Quand la fatigue nous éloigne de nous-même...

Publié le par Lucie Trellu

Quand la fatigue anesthésie notre capacité à nous émerveiller, alors c'est qu'il est temps de réagir. Trouver le temps de se poser, même quelques minutes, pour renouer avec soi-même. Retrouver des plaisirs simples, propres à chacun, qui forment notre jardin secret. Un bain parfumé, quelques rangées de tricot, la confection d'un gâteau (avec ou sans marmaille, au choix), le réconfort d'un tronc d'arbre, ou tant d'autres choses que chacun goûte dans les moments où il se perd... Il ne faut pas négliger le temps que l'on prend pour soi, il nous permet de mieux prendre soin des autres. Ces quelques lignes sont ainsi pour moi le chemin de la rédemption vers un peu plus de sérénité au coeur d'un quotidien où en bonne mère soucieuse de sa famille je trouve toujours une tâche de plus pour emplir mon quotidien au prétexte de bien tenir ma maison. C'est parfois une façon de me fuir, parfois une simple fuite en avant, une sorte d'emballement de la fonction ménagère.
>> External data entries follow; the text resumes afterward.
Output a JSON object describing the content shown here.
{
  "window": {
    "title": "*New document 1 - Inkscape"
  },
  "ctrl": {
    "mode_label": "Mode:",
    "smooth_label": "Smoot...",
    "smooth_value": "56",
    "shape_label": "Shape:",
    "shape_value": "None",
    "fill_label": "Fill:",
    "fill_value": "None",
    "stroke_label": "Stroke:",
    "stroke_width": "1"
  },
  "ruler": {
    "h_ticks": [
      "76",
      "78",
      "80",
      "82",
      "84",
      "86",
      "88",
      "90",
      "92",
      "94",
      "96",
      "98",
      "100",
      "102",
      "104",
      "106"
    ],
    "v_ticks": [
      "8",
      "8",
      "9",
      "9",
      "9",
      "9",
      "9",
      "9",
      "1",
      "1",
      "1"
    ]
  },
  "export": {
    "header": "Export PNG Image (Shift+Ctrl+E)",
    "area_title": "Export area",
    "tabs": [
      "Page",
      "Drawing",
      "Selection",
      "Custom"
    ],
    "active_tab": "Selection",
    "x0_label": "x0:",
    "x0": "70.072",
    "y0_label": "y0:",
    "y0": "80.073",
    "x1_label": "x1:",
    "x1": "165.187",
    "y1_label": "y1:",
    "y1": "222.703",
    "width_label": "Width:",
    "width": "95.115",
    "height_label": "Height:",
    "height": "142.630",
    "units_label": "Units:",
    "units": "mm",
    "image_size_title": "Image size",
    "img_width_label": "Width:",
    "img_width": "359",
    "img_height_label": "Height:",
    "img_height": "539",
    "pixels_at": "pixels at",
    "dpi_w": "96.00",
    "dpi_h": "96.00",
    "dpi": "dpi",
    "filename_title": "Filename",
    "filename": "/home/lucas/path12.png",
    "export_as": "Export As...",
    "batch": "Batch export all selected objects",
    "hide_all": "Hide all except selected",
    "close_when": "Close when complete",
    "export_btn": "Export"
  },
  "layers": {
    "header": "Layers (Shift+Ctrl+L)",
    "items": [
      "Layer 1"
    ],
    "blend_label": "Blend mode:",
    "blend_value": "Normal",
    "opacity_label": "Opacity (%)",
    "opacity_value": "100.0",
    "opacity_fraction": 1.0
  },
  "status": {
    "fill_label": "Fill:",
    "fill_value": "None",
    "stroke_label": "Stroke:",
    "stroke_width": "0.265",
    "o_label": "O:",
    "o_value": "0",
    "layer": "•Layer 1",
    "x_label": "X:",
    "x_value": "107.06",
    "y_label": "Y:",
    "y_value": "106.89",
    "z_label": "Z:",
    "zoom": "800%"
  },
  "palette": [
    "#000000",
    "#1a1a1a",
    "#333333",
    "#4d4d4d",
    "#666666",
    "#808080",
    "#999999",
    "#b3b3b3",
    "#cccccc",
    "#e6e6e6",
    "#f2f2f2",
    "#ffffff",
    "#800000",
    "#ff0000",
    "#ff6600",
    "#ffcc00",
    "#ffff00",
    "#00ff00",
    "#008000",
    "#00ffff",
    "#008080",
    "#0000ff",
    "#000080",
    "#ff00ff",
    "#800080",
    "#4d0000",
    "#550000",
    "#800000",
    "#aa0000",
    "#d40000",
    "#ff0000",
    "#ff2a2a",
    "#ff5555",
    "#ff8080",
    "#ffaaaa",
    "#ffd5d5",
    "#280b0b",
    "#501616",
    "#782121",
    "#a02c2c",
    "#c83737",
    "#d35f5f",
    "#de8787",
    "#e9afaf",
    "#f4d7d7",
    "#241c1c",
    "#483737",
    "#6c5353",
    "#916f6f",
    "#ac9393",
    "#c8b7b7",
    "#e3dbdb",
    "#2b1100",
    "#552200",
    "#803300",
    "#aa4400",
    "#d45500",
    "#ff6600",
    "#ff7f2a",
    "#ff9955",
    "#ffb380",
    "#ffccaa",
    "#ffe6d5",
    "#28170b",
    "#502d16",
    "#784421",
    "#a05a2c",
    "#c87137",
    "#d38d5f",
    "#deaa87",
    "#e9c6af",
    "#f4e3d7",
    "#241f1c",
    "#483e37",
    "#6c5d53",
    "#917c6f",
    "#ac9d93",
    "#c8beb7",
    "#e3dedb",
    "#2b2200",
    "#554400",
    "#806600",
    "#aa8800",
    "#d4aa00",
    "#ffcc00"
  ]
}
Mais il est toujours temps de se retrouver un peu, et non seulement il est temps, mais il est urgent, vital. Quand notre esprit est tourné vers les autres au point que l'on risque de se perdre, il faut songer que cela est dommageable autant pour les autres que pour nous-même, que cette essence qui s'étiole est ce qui est précieux pour nos proches.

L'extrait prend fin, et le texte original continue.